I'm very surprised, since I find in the R5RS, a clear distinction
between top level definitions that are said to be equivalent to
assigments (i.e. top level definitions are treated dynamically):

``Top level definitions

  At the top level of a program, a definition 
  (define <variable> <expression>)

  has essentially the same effect as the assignment expression 
  (set! <variable> <expression>)

  if <variable> is bound. If <variable> is not bound, however, then the
  definition will bind <variable> to a new location before performing
  the assignment, whereas it would be an error to perform a `set!' on
  an unbound variable.''

In contrast, local definitions that are not treated as an assigment,
but as conventional static bindings:

``Internal definitions

  Definitions may occur at the beginning of a <body> (that is, the body
  of a lambda, let, let*, letrec, let-syntax, or letrec-syntax
  expression or that of a definition of an appropriate form).
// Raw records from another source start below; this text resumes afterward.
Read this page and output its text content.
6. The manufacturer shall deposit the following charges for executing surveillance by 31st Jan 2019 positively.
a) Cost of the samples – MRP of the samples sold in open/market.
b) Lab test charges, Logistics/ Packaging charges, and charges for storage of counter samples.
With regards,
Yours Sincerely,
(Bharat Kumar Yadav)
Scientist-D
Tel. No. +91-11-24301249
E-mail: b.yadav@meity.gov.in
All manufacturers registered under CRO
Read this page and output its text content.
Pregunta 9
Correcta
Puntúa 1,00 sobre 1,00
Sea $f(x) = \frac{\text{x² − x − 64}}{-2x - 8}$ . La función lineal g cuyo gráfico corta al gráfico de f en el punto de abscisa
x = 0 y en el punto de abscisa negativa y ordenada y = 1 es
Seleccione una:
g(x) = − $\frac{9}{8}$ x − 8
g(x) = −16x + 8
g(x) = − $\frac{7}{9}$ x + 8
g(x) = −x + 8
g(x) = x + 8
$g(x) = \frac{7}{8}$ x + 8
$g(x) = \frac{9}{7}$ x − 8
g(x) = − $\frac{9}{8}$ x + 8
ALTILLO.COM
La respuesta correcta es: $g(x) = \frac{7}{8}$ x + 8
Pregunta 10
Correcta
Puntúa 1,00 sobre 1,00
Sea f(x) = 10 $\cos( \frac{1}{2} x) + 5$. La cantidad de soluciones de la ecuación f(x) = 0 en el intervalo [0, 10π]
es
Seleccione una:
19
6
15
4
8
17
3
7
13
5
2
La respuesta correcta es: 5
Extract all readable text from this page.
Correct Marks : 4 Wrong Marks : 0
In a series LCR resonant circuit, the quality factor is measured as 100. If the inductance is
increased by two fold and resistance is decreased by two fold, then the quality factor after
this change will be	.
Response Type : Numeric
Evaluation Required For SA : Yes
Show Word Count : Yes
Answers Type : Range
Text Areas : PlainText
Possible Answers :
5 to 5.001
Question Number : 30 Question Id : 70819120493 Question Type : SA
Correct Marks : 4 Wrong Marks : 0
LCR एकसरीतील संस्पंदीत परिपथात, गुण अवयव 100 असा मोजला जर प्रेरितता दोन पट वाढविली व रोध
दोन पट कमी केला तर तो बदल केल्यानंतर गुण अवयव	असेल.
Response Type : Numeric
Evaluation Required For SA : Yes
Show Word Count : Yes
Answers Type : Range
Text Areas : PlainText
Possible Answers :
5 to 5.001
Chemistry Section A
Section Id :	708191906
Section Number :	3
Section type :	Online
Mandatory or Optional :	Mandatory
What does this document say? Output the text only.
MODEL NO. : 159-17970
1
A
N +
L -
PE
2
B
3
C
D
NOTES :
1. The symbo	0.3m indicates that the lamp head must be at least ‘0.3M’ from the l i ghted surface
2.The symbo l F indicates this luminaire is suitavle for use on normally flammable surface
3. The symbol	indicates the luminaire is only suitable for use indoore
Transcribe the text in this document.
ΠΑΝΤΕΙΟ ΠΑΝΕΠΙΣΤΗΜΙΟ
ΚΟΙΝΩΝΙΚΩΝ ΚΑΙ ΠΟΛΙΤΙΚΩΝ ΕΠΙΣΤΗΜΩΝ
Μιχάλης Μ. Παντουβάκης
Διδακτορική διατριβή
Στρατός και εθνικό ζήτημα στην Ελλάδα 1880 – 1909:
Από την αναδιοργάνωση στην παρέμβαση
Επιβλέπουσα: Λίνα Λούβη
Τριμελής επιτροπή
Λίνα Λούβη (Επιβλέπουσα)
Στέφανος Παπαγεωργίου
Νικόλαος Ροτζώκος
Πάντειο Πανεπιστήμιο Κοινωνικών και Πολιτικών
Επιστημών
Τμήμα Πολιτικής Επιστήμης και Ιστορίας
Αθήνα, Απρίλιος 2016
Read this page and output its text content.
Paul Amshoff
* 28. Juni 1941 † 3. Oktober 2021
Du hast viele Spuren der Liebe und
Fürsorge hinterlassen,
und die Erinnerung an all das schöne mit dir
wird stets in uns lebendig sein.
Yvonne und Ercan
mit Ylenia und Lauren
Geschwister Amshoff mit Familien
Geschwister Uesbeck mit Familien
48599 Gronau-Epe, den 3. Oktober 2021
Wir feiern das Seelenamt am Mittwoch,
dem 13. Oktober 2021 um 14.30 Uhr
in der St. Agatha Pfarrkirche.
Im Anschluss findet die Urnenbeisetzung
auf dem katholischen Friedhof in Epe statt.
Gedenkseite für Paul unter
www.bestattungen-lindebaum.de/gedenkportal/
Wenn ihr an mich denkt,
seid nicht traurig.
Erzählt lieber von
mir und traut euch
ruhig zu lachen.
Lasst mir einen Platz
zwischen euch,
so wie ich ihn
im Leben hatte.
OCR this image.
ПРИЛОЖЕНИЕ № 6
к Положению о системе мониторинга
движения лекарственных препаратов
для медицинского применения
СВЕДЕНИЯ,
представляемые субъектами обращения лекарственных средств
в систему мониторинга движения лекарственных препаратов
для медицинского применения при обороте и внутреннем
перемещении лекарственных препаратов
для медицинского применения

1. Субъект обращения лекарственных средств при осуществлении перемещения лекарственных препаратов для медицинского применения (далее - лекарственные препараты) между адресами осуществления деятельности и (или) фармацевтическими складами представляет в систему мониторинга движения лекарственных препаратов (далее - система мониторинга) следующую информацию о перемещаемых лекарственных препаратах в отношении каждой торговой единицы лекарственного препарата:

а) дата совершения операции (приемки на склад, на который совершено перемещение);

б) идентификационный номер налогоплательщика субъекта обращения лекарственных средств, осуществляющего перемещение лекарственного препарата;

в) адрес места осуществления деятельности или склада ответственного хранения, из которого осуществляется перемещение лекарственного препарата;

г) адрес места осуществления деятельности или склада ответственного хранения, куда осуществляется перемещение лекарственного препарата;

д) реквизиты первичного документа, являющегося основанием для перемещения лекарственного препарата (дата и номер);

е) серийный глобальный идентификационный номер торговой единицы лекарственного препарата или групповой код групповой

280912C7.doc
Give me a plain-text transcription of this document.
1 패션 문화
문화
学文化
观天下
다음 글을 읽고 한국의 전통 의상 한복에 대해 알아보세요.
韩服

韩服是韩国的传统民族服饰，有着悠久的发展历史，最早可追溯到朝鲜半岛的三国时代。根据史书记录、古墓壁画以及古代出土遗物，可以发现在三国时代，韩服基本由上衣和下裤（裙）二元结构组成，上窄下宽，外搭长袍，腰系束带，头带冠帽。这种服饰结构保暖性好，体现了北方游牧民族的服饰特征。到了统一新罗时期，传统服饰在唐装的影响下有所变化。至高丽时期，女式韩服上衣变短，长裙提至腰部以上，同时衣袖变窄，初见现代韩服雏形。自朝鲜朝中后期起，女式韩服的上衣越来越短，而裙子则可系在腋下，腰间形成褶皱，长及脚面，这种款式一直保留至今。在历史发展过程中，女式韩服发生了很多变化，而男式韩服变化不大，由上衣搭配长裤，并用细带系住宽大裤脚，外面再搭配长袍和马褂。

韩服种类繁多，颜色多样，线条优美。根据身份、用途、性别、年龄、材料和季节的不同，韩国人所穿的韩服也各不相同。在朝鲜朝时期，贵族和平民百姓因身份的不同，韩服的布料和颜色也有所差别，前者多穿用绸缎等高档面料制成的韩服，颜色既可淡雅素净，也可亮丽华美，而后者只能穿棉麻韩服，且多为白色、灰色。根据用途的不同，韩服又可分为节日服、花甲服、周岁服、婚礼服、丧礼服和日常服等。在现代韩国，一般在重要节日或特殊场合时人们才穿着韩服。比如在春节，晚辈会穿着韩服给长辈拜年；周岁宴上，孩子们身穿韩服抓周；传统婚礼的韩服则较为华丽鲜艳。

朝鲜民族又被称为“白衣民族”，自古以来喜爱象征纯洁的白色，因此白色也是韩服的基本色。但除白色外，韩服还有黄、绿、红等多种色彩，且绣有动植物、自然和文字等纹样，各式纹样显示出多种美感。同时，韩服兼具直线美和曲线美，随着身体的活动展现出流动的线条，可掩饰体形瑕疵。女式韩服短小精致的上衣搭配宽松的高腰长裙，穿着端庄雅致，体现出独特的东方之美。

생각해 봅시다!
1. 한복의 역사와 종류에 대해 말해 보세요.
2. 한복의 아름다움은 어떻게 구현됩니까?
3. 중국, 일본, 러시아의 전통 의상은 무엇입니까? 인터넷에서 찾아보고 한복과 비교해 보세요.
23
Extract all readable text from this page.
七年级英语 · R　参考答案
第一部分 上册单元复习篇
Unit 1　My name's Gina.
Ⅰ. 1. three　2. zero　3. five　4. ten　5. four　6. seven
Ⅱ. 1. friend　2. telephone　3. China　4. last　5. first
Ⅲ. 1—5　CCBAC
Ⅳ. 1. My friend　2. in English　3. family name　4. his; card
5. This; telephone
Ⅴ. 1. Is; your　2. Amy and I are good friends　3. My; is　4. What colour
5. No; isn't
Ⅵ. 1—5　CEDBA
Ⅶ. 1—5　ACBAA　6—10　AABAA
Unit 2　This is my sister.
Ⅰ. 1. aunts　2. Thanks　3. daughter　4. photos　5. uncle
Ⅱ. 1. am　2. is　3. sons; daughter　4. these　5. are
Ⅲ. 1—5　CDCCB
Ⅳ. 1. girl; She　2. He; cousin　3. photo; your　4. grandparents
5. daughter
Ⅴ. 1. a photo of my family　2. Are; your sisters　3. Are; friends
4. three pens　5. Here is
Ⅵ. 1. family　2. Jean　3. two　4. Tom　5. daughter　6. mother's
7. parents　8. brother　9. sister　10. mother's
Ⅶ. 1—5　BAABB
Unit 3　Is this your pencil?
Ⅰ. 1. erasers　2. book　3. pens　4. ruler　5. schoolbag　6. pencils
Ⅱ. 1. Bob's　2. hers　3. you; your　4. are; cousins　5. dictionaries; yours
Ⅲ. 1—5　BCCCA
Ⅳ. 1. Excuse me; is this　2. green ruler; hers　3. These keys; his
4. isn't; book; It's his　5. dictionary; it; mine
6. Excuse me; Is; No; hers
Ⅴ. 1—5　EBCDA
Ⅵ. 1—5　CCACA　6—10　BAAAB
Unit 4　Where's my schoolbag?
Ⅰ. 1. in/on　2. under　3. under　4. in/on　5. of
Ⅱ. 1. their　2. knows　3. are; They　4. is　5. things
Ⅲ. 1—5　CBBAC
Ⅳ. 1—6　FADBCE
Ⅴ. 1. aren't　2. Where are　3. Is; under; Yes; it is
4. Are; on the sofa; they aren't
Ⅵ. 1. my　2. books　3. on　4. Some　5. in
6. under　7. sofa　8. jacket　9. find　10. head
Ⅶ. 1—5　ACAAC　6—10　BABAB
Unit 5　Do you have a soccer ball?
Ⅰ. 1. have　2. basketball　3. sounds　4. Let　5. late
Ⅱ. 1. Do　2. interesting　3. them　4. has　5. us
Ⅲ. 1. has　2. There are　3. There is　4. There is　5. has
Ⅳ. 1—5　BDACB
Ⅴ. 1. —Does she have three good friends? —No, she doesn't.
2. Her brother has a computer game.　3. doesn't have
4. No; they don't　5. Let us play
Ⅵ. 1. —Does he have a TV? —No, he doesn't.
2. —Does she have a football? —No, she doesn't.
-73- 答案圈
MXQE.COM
Such
  definitions are known as internal definitions as opposed to the top
  level definitions described above. The variable defined by an internal
  definition is local to the <body>. That is, <variable> is bound rather
  than assigned, and the region of the binding is the entire <body>.''

In my mind these two definitons can be summerized as this crude
statement: ``Scheme has lexical scoping <EM>locally</EM>. It has
dynamic binding globally''.

> Pierre> just to address this redefinition problem (as far as I can
> Pierre> imagine a clever justification to this extremely strange behaviour). I
> What you're describing is not a binding issue, but an assignment
> issue.  (Look in R5RS, 5.2.1 for an explanation.)  Moreover, what
> you're describing is (at least not in spirit) not conformant with
> R5RS.

As quoted above, the R5RS essentially says : Top level definitions are
assignments. The dynamic behaviour of Scheme global definitions is
just a consequence of this design choice. So, you are right, it is an
assignment issue: once you decided that global definitions are
assignments, then you automatically get dynamic top level definitions.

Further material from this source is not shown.